Called the “Iron Man” because of the high content of iron in its rock, the 24-centimetre-high statue was brought to Germany by an expedition led by Ernst Schaefer, a zoologist and ethnologist.
Backed by SS chief Heinrich Himmler and heading a team whose members are all believed to have been SS, Schaefer roamed Tibet in 1938-9 to search for the origins of Aryanism, the notion of racial superiority that underpinned Nazism.
Weighing 10.6 kilograms, the statue features the Buddhist god Vaisravana seated, with the palm of his right hand outstretched and pointing downwards.
[…]
It is a particularly rare kind of meteorite called an ataxite, which has iron and high contents of nickel, according to the study, published in the journal Meteoritics and Planetary Science.
“The statue was chiseled from an iron meteorite, from a fragment of the Chinga meteorite which crashed into the border areas between Mongolia and Siberia about 15,000 years ago,” said investigator Elmar Buchner of Stuttgart University.

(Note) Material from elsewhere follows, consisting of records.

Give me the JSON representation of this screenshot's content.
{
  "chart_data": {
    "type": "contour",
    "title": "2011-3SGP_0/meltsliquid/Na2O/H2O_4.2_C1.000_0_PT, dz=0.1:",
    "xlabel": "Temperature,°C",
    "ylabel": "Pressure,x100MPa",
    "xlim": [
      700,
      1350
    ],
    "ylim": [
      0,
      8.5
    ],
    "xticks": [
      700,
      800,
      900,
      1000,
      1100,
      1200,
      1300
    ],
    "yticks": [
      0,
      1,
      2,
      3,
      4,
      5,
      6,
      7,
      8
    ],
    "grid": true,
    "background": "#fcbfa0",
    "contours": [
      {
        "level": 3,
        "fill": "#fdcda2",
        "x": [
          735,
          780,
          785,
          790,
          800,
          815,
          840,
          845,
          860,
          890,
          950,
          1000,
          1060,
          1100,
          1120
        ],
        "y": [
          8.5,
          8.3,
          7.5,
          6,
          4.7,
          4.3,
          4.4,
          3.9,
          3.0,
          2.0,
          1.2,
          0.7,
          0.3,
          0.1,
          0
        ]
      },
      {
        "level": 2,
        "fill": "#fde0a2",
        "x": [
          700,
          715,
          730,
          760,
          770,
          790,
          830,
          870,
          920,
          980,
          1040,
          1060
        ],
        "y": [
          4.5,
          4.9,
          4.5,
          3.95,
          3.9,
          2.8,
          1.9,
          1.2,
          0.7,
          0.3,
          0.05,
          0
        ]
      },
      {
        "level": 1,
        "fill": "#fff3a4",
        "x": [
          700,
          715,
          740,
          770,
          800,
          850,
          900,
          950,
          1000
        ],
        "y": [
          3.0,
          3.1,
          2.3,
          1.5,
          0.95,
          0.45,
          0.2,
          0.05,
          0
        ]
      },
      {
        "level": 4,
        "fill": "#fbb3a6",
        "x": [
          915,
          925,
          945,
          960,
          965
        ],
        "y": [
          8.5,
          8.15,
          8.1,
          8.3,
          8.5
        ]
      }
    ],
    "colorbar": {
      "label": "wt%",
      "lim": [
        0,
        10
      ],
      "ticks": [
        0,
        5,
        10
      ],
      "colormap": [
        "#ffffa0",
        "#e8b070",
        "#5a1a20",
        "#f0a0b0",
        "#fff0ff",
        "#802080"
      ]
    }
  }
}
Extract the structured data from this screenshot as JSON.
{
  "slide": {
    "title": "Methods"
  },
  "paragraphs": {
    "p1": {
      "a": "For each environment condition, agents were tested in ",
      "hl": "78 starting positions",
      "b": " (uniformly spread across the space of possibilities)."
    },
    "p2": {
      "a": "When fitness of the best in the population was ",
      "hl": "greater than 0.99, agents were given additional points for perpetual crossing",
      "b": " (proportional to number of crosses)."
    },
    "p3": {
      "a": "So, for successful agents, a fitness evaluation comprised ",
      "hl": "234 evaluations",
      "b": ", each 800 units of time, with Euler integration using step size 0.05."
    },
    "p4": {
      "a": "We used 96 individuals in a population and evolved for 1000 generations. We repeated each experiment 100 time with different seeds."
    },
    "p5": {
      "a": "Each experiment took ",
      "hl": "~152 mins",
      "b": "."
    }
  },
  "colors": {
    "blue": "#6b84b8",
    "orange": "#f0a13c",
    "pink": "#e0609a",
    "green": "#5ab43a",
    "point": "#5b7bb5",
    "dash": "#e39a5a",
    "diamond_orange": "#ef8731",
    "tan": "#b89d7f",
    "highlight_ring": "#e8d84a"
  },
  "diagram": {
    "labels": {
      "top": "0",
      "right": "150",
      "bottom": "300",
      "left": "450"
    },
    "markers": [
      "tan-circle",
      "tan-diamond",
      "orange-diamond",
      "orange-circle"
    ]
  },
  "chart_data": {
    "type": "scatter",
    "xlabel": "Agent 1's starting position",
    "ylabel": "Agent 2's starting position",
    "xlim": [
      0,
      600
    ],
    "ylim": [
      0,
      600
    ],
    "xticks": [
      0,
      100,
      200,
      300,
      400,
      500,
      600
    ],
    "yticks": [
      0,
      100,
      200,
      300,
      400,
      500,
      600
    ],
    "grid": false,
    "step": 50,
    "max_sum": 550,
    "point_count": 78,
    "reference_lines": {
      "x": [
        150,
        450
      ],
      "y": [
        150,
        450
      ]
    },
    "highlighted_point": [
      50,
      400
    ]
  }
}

“While the first debris was officially discovered in 1913 by gold prospectors, we believe that this individual meteorite fragment was collected many centuries before.”
The exact dating of the carving cannot be established accurately, but its style links it to the pre-Buddhist Bon culture of the 11th century.
The statue ultimately ended up in a private collection and experts say it’s worth about $20,000. But if it turns out the statue is older it could be worth much, much more.
Now that my friends is a treasure. Anyone know of any flights to Mongolia?